AP NEWS

Suddenly we’re all feral cat authorities

March 7, 2019

I find it rather interesting that a few locals have taken it upon themselves to share their hollow and prejudiced point of view of feral cats while entirely ignoring the primary reason feral cats are so widespread at all. I’d also like to ask each of these experts just how much time or effort they’ve spent to personally address the matter in the past.

Unfortunately, unlike Renn, Hueftle or Trost, I can’t qualify myself as an authority on much of anything. However, I have spent a fair amount of hours over the past 10 to 12 years doing whatever I can to at least attempt to reverse the existing issue of feral cats living within our community. There are many, many individuals here, men and women, especially, I have discovered, senior and elderly women on scant fixed incomes, who sacrifice what little they have, of whom I can consider authorities. These individuals weather frigid temperatures, scorching heat, wind and rain, but most succinctly, generously volunteer their resources, because they are human.

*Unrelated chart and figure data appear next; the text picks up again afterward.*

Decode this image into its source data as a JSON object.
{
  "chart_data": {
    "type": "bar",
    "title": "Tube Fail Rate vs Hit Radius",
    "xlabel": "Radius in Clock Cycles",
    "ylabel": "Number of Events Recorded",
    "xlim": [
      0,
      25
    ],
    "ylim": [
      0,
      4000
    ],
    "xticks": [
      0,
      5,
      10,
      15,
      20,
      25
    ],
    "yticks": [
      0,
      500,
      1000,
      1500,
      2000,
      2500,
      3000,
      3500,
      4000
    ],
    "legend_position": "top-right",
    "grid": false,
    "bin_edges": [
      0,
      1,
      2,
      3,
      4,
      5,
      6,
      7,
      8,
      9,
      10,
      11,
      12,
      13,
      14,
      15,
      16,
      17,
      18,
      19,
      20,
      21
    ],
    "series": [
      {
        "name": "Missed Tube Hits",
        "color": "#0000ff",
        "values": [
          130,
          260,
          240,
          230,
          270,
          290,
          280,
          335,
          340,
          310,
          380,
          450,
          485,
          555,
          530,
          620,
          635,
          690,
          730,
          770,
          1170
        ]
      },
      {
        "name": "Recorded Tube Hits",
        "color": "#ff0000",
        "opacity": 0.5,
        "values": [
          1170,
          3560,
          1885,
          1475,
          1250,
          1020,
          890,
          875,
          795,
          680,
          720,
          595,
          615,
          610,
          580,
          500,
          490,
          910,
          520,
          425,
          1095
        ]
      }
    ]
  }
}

So let’s review some of the statistics employed by Renn. Seven to ten billion mammals (notice he uses this description to allude to their link to humans rather than identifying the vast majority as mice, rats, voles, essentially vermin), one to four billion birds, one quarter billion to nearly one billion lizards, etc. These are variables each of which may be exaggerated by a factor of four! How many people live on the planet, is it seven billion, or twentyeight billion? I understand that these are government agency figures but they also are clearly estimates. No one is actually counting. And let us not forget Hueftle’s contention that perhaps as long as we’re trapping, spay/neutering, why not declaw and defang them? Genius! Why didn’t I think of that? Imagine, my wife and I have trapped, neutered and either adopted out or released over 500 feral cats and kittens over the past dozen or so years, maybe closer to 1000, we don’t have time to actually count them all, and not once have either of us ever thought to defang. My bad!

So here’s the long and the short of it. Cats do kill smaller animals, birds included, but so do pesticides. Neonicotinoids, pesticides widely used on soybeans, corn and potatoes have killed over 90 million songbirds yearly according to the same government agency used to gather Renn’s figures. And that is merely one pesticide. Water quality samples from across the country have detected traces of over 140 different pesticides in over ¾ of lakes and streams. How many more birds do they kill, not to mention the mammals Mr. Renn. And I needn’t go into the entirely human caused habitation loss do I? Or high voltage transmission towers. Or wind generating turbine fan blades. Or towering glass buildings along migratory flight paths. Or on and on. No, Mr. Hueftle, let’s not mention these substantial factors in your gratuitous, “very comprehensively and competently written” assessment of Renn’s article either.

But the actual point to be discussed here and entirely ignored by each of these rants is the onus of responsibility not levied upon the actual perpetrators of this problem, irresponsible pet owners. It is much easier to place the blame on the cats. Who, afterall, could reasonably argue that.